Os próprios anjos, havia mais tarde de lembrar uma idosa, não conseguiriam produzir
um som mais glorioso do que aquele.
Santo,
Santo, Santo,
Senhor
Deus do universo...
Bem-aventurados
os que vêm em nome do Senhor.
O
estranho dirigiu-se lentamente para a frente. O papa levantou os olhos dos
instrumentos do sacrifício sem sangue, o cálice e a patena de ouro martelado,
com o seu rosto reflectindo a glória que sentia em cada celebração do culto
sagrado.
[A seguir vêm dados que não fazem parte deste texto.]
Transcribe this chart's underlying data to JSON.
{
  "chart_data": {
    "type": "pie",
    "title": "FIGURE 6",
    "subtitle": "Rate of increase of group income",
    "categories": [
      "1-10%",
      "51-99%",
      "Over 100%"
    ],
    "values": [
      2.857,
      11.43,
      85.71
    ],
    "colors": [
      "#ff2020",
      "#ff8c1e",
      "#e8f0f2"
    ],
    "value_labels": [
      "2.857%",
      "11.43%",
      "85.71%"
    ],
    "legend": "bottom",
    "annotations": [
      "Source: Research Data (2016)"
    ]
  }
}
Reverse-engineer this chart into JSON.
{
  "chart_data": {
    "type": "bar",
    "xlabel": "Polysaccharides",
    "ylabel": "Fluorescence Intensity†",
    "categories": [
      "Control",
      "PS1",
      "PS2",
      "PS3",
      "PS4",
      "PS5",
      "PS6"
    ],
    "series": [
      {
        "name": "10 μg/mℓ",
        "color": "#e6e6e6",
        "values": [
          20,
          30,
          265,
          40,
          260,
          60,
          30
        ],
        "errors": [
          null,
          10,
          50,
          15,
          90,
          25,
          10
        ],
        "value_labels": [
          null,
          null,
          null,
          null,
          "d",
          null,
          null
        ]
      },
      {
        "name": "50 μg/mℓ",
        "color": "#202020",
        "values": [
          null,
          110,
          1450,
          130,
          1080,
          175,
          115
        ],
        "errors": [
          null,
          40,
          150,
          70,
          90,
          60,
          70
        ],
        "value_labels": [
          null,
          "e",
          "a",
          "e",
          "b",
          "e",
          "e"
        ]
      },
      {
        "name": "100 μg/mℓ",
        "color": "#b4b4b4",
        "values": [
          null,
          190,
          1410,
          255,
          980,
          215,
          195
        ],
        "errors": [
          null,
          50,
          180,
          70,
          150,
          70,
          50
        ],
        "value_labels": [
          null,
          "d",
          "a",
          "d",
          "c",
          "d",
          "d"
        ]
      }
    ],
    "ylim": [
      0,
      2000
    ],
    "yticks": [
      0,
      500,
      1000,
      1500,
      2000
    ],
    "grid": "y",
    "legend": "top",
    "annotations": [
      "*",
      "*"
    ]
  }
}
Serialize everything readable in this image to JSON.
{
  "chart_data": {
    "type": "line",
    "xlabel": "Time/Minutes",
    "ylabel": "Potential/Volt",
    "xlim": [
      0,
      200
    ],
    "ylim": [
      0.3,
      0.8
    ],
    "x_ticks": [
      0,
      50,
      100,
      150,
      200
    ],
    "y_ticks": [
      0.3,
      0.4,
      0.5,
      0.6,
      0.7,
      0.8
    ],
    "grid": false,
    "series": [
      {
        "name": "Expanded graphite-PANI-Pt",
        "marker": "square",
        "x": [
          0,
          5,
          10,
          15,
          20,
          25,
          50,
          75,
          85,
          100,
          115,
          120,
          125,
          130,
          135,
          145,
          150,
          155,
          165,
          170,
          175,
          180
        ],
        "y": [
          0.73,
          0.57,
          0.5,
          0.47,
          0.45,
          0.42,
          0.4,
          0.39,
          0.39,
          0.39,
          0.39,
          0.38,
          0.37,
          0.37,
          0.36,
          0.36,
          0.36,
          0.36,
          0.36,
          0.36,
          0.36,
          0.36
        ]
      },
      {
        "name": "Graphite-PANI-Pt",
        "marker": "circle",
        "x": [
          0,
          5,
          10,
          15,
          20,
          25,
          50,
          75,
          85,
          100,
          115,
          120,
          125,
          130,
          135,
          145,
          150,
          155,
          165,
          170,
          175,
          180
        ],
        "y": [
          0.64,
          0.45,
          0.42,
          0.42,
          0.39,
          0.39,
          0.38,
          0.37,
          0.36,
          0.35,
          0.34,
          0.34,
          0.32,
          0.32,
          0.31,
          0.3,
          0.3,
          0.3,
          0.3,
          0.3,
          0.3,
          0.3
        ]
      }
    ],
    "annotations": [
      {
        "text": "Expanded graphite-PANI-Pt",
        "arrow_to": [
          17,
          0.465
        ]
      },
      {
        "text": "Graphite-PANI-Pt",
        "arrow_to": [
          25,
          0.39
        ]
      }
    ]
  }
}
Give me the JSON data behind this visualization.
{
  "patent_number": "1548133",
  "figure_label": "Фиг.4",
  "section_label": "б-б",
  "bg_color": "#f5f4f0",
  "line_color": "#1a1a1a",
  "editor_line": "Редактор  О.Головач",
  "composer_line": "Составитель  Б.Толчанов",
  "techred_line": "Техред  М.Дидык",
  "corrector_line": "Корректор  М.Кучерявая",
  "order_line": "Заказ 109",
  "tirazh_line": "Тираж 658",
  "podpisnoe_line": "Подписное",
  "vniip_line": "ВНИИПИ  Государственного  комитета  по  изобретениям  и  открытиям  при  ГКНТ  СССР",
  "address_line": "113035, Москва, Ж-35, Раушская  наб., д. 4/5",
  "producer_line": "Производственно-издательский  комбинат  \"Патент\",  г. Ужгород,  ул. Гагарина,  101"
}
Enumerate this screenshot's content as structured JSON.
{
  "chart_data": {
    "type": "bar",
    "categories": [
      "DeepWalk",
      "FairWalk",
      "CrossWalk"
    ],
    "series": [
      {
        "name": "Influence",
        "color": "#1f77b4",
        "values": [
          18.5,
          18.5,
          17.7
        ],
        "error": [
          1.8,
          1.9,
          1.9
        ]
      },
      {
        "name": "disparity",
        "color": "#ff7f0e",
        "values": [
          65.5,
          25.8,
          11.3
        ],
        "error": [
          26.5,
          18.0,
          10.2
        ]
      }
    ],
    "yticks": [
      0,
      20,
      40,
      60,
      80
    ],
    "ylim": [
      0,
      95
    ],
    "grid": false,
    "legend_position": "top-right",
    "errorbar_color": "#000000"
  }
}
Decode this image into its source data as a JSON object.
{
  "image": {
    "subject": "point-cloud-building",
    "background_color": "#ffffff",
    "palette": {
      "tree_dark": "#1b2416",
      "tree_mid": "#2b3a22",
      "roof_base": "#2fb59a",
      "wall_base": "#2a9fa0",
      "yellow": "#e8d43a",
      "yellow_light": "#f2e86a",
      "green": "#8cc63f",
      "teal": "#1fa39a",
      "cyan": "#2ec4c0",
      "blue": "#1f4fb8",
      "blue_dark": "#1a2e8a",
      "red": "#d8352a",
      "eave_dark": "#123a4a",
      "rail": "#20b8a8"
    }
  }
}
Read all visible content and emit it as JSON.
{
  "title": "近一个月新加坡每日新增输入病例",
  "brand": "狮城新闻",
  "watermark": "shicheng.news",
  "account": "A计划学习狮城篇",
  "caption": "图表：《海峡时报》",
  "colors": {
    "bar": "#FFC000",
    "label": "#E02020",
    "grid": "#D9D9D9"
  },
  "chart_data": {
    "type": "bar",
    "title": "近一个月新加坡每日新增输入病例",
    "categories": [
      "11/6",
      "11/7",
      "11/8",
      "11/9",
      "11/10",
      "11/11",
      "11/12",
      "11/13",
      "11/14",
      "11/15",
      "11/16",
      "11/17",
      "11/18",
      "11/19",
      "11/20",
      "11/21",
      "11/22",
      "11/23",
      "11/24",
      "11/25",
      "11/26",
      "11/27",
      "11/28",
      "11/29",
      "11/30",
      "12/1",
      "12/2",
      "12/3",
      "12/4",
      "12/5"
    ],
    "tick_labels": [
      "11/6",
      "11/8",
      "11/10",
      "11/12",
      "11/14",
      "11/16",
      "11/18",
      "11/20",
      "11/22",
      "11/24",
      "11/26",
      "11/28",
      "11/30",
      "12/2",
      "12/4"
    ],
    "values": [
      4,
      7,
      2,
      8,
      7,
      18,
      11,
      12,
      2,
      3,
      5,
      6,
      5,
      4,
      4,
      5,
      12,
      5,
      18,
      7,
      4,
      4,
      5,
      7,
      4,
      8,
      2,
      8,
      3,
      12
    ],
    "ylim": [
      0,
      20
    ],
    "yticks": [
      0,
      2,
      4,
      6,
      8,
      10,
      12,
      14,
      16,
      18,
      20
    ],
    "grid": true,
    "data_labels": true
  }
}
Podia ver-se claramente, quando levantou o pescoço dorido e olhou para
os fiéis, com os olhos cor de avelã a reflectirem os reflexos do vinho carmesim
do cálice, que o herdeiro da função do Apóstolo Pedro estava completamente
absorvido no sacrossanto rito litúrgico. Só quando olhou por cima do seu
rebanho é que o pontífice viu a aproximação do estranho pela primeira vez. Foi,
então, que o inexplicável começou a acontecer. À frente da fila de cadeiras na
nave central da basílica, logo a seguir às cordas vermelhas que mantinham os
fiéis a uma distância respeitável das eminências clericais, os vívidos
uniformes cerimoniais azuis, vermelhos e laranja da Guarda Suíça formavam uma meia-lua
à frente do altar-mor. Os homens dentro dos uniformes, que pareciam saídos de
um carnaval renascentista, figuravam entre os elementos de protecção militar
mais devotados e mais bem treinados do mundo». In Tom Fox, Dominus, 2015,
tradução de Ângelo Santana, Topseller, 20/20 Editora, ISBN 978-989-883-913-8.